When used in a single scope, why does this compile:
float x = 3.14;
auto &&expr = 2*x + x*x; // expr binds to the result of an expression
expr = x;
First and foremost this looks like a reference re-binding, which is illegal for l-value references. Apart from that, expr is supposed to "be" the result of an expression. How can that "change"?
You can't rebind a top level reference just like you can't change a top level const. But when they exist in classes you can as of c++20. With c++20 you can rebind references but with significant gotchas. They, rvalue and lvalue refs, delete the defaulted assignment operator so you have to write custom member functions to make such a class generally usable.
Rebinding lvalue refs simply binds it to a different lvalue. rvalue refs bind to a tmp with no name and hence have special characteristics affecting the lifetime of the tmp objects they reference. Their lifetime ends when the scope of the original rvalue refs ends. While, if they are in a class, they can be rebound to a different rvalue the scope of that class object doesn't matter. Rather it's the scope of the initial class object that ends its lifetime.
You can not rebind a top level reference but, as of c++20 you can rebind one that exists in a class using std::construct_at.
Example lvalue ref:
#include <memory>
struct A { int& i; };
inline int f2(int i) {return 2 * i;}
int main() {
float x = 3.14f;
float&& expr = x * x + x * x; // expr binds to the result of an expression
expr = x; // this isn't a rebind, just an assignment to an rvalue reference
float& y = x;
// no way to rebind y.

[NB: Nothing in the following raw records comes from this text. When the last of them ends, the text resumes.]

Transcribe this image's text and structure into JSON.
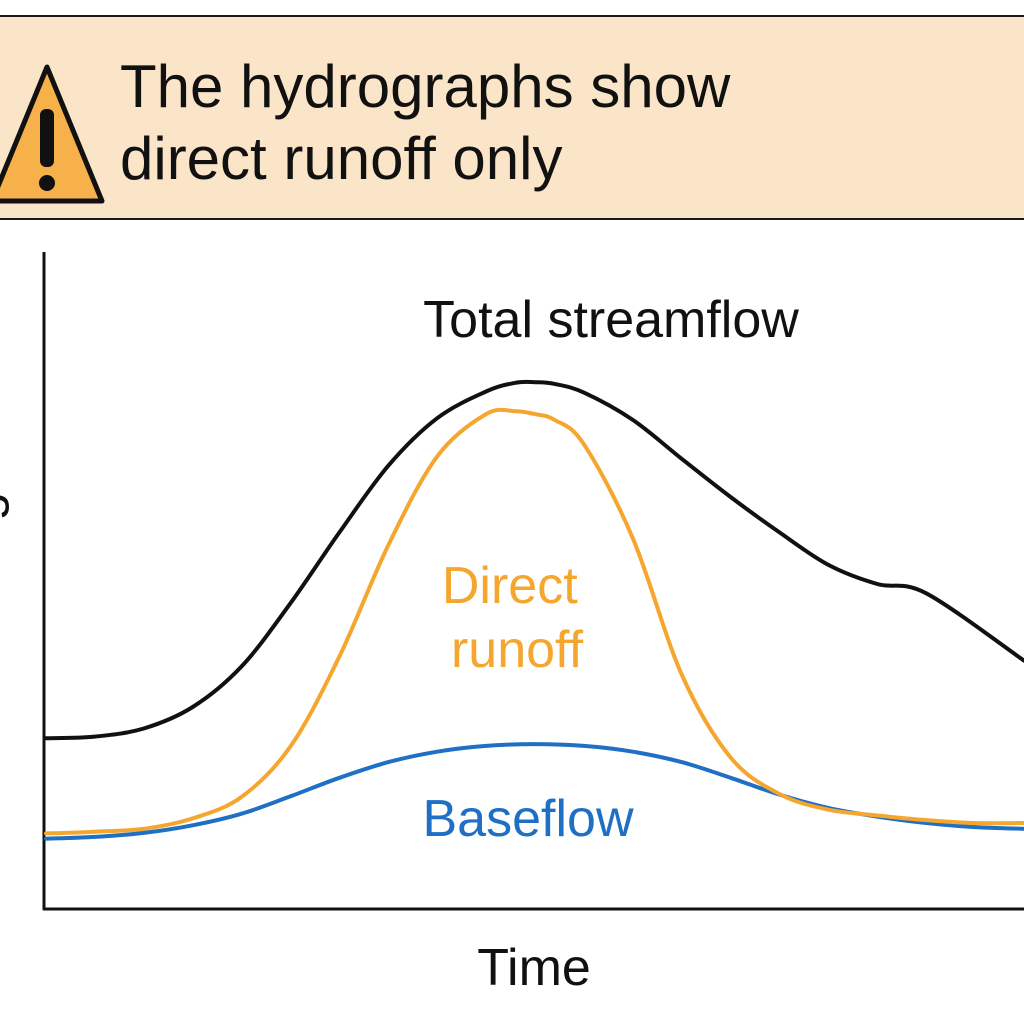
{
  "banner": {
    "icon": "warning-icon",
    "line1": "The hydrographs show",
    "line2": "direct runoff only",
    "background": "#fbe5c8",
    "icon_fill": "#f7b14a"
  },
  "chart_data": {
    "type": "line",
    "xlabel": "Time",
    "ylabel": "Discharge",
    "xlim": [
      0,
      100
    ],
    "ylim": [
      0,
      100
    ],
    "grid": false,
    "ticks": false,
    "series": [
      {
        "name": "Total streamflow",
        "color": "#111111",
        "x": [
          0,
          5,
          10,
          15,
          20,
          25,
          30,
          35,
          40,
          45,
          48,
          50,
          52,
          55,
          60,
          65,
          70,
          75,
          80,
          85,
          90,
          95,
          100
        ],
        "y": [
          29.6,
          29.9,
          31.3,
          35.0,
          42.0,
          52.9,
          65.1,
          76.6,
          84.8,
          89.4,
          90.9,
          91.0,
          90.7,
          89.2,
          84.5,
          77.8,
          71.2,
          65.1,
          59.5,
          56.2,
          54.6,
          43.0,
          43.0
        ]
      },
      {
        "name": "Direct runoff",
        "color": "#f5a62f",
        "x": [
          0,
          5,
          10,
          15,
          20,
          25,
          30,
          35,
          40,
          45,
          48,
          50,
          52,
          55,
          60,
          65,
          70,
          75,
          80,
          85,
          90,
          95,
          100
        ],
        "y": [
          13.2,
          13.5,
          14.0,
          15.8,
          19.5,
          28.2,
          43.7,
          62.9,
          78.2,
          85.5,
          86.0,
          85.5,
          84.5,
          80.3,
          64.1,
          40.6,
          26.3,
          20.0,
          17.3,
          16.3,
          15.5,
          15.0,
          15.0
        ]
      },
      {
        "name": "Baseflow",
        "color": "#1f6fc5",
        "x": [
          0,
          5,
          10,
          15,
          20,
          25,
          30,
          35,
          40,
          45,
          50,
          55,
          60,
          65,
          70,
          75,
          80,
          85,
          90,
          95,
          100
        ],
        "y": [
          12.3,
          12.6,
          13.3,
          14.6,
          16.6,
          19.6,
          22.8,
          25.5,
          27.3,
          28.3,
          28.6,
          28.3,
          27.3,
          25.5,
          22.8,
          19.9,
          17.6,
          16.1,
          15.0,
          14.3,
          14.0
        ]
      }
    ]
  }
}
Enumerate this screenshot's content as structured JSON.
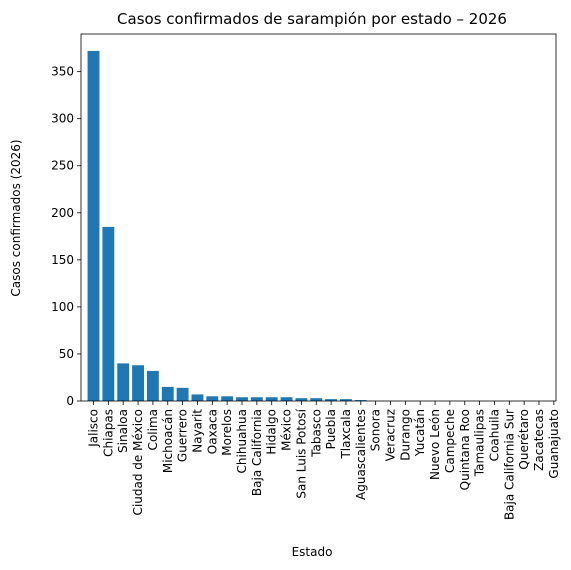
{
  "chart_data": {
    "type": "bar",
    "title": "Casos confirmados de sarampión por estado – 2026",
    "xlabel": "Estado",
    "ylabel": "Casos confirmados (2026)",
    "categories": [
      "Jalisco",
      "Chiapas",
      "Sinaloa",
      "Ciudad de México",
      "Colima",
      "Michoacán",
      "Guerrero",
      "Nayarit",
      "Oaxaca",
      "Morelos",
      "Chihuahua",
      "Baja California",
      "Hidalgo",
      "México",
      "San Luis Potosí",
      "Tabasco",
      "Puebla",
      "Tlaxcala",
      "Aguascalientes",
      "Sonora",
      "Veracruz",
      "Durango",
      "Yucatán",
      "Nuevo León",
      "Campeche",
      "Quintana Roo",
      "Tamaulipas",
      "Coahuila",
      "Baja California Sur",
      "Querétaro",
      "Zacatecas",
      "Guanajuato"
    ],
    "values": [
      372,
      185,
      40,
      38,
      32,
      15,
      14,
      7,
      5,
      5,
      4,
      4,
      4,
      4,
      3,
      3,
      2,
      2,
      1,
      0,
      0,
      0,
      0,
      0,
      0,
      0,
      0,
      0,
      0,
      0,
      0,
      0
    ],
    "ylim": [
      0,
      390
    ],
    "yticks": [
      0,
      50,
      100,
      150,
      200,
      250,
      300,
      350
    ],
    "color": "#1f77b4",
    "grid": false,
    "legend": "none"
  }
}
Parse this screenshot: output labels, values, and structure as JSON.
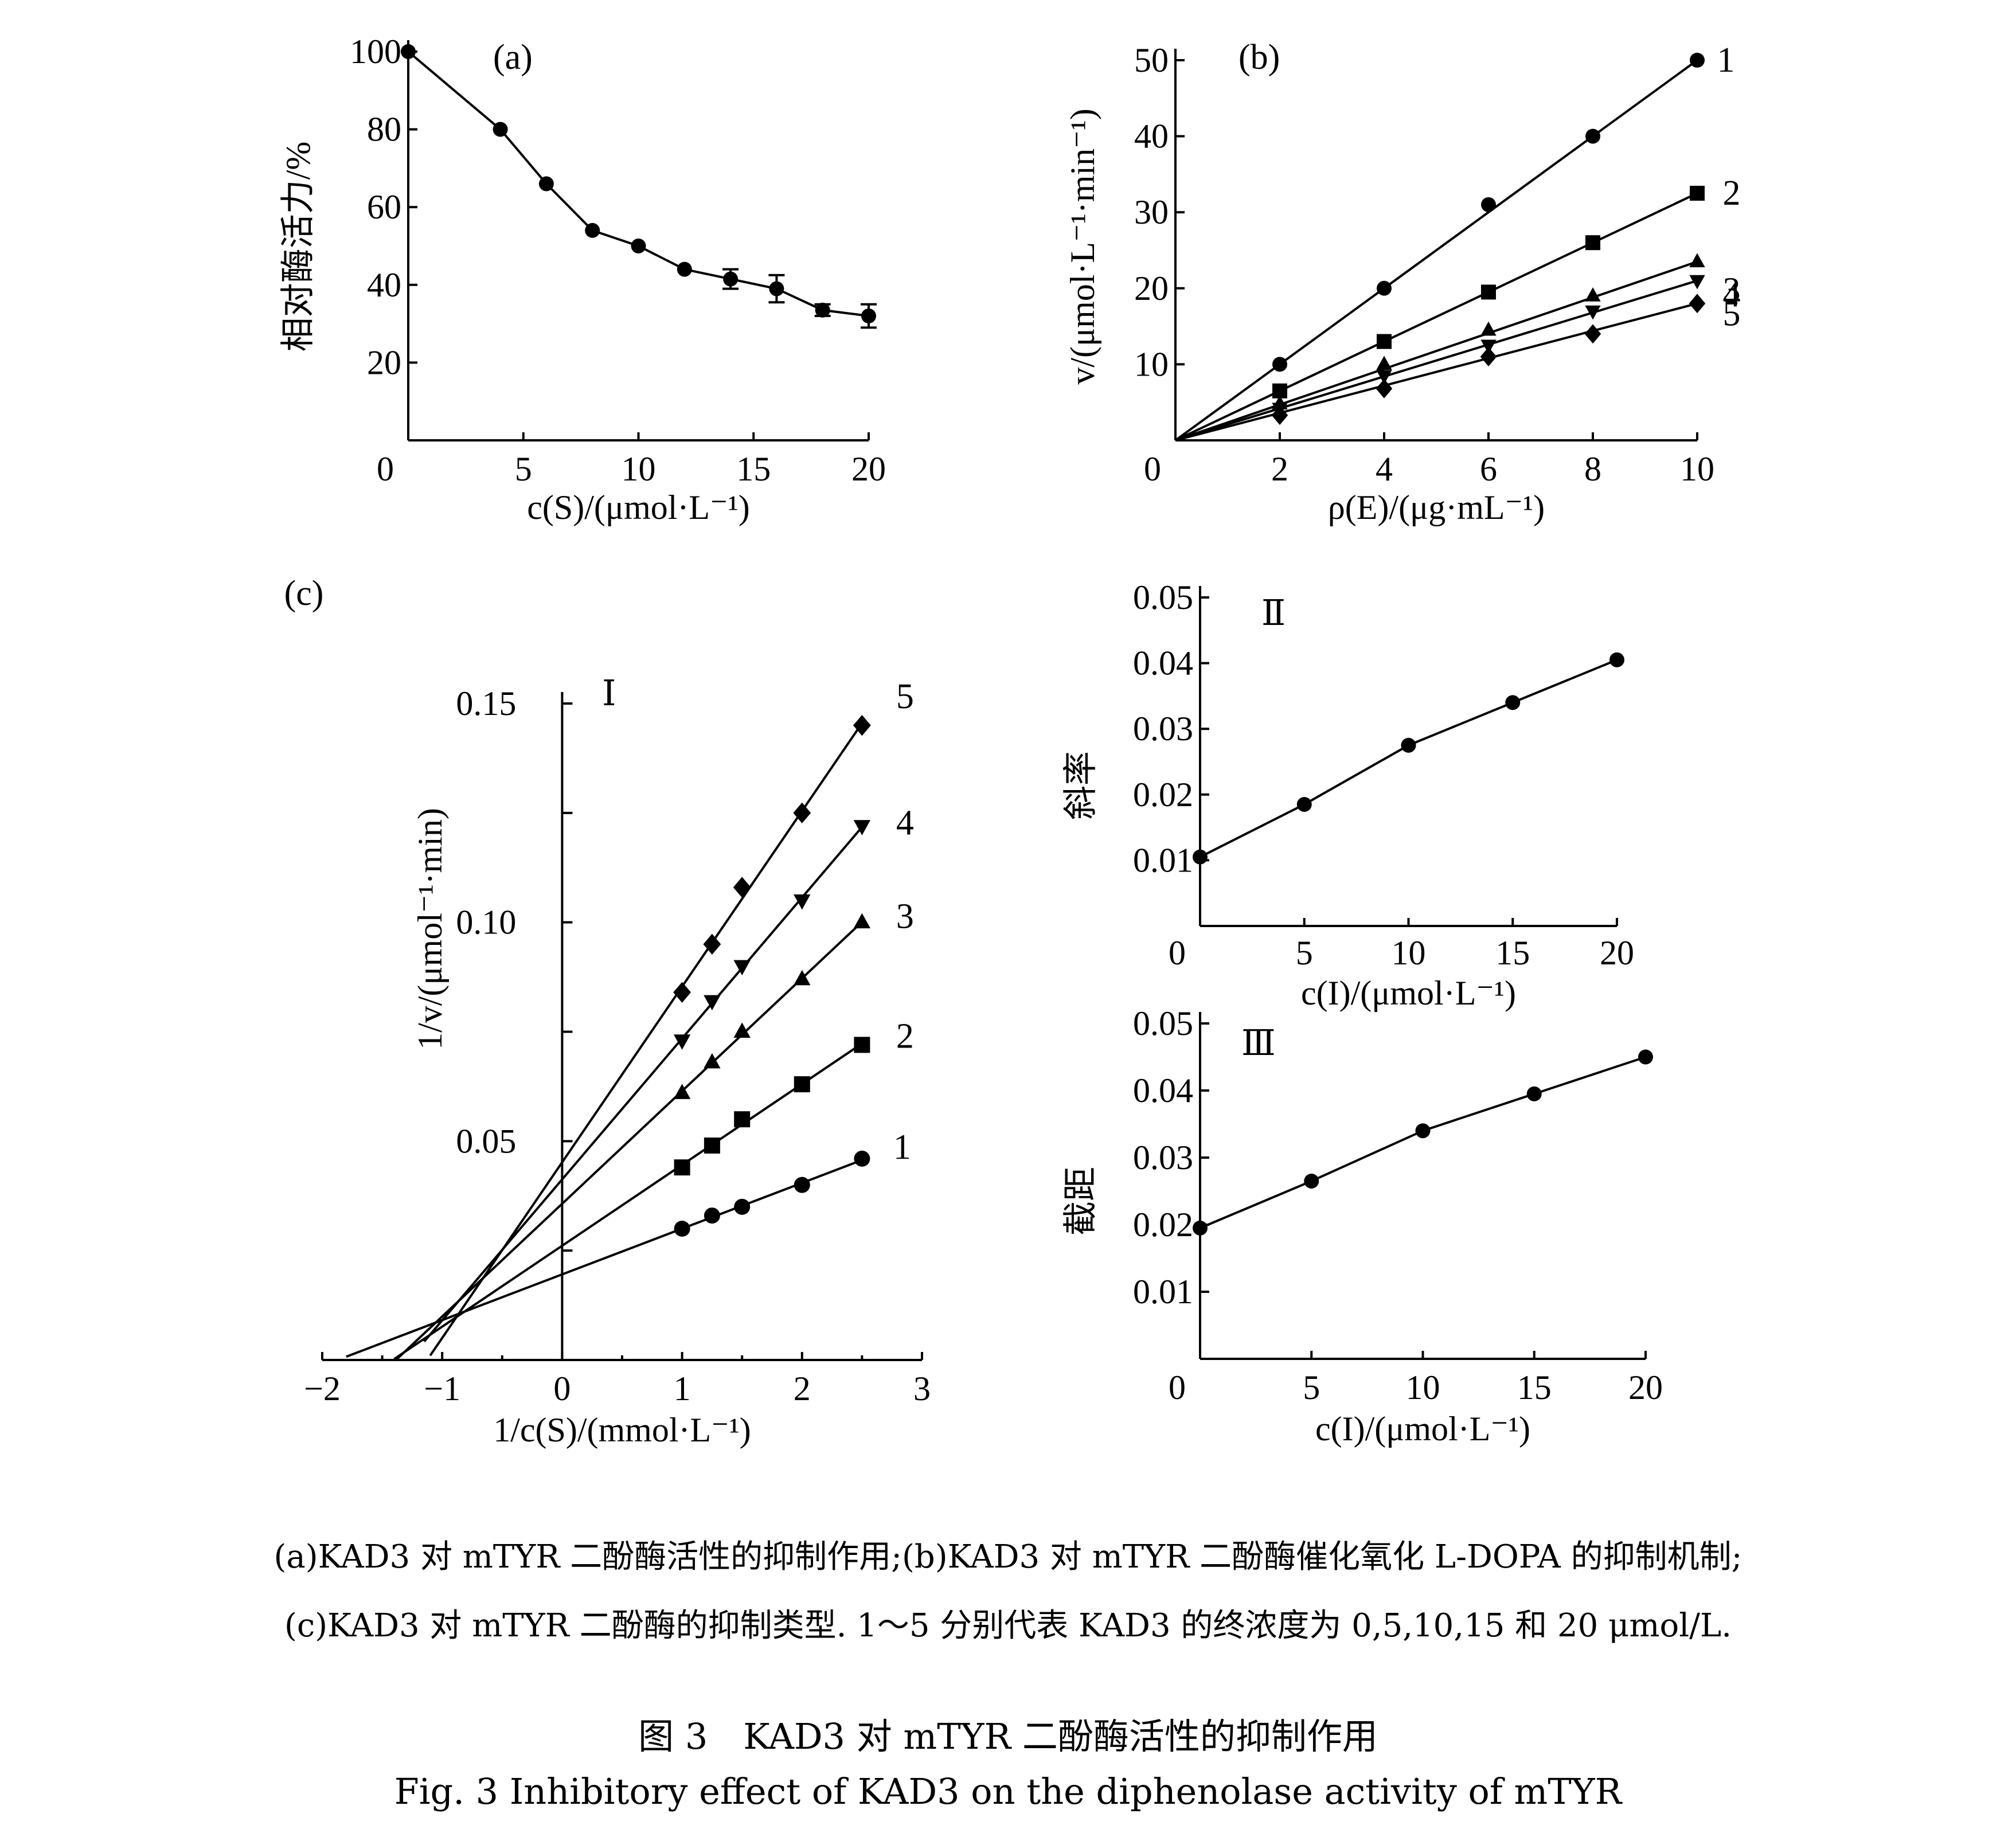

It's an lvalue reference
// and it cannot be changed to refer to another lvalue.
// However, lvalue references that are inside a class can
// be changed since an object of the class can be identified
int i1{ 1 };
int i2{ 2 };
// lvalue reference in a class
A a0{ i1 };
A a1{ i2 };
std::construct_at(&a0, a1); // a now contains a ref to i2;
Here's a program that demonstrates how rebinding an rvalue ref doesn't extend the ref's life even though the object it's rebound to has a longer life.
#include <memory>
#include <iostream>
struct B {
inline static int seq{};
int i;
B() :i(seq++) {}
~B() {std::cout << "dtor " << i << "\n";}
};
B f(){return B();}
struct A {
B&& rref;
};
int main() {
{
A a0{ f() };
std::cout << "a0.rref.i=" << a0.rref.i << "\n";
{
A a1{ f() };
std::construct_at(&a0, std::move(a1)); // a0.rref's tmp now disconnected replaced by a1.rref
std::cout << "a0.rref.i=" << a0.rref.i << "\n";
std::cout << "a1.rref.i=" << a1.rref.i << "\n";
} // the tmp object referred to by both a0.rref and a1.rref, destroyed here when a1 goes out of scope
} // the original tmp, which a0.rref n longer aliases, is destroyed here when a0 coes out of scope
}
/* Outputs *
a0.rref.i=0
a0.rref.i=1
a1.rref.i=1
dtor 1
dtor 0
***********/
Thanks to @HolyBlackCat for setting me straight that rvalue refs can, indeed be rebound. They can even refer to the same tmp object. But watch the lifetimes.
On another note, unlike, lvalue refs, I can't think of a use case for rebinding rvalue refs in a class. And only rarely for lvalue refs in a class.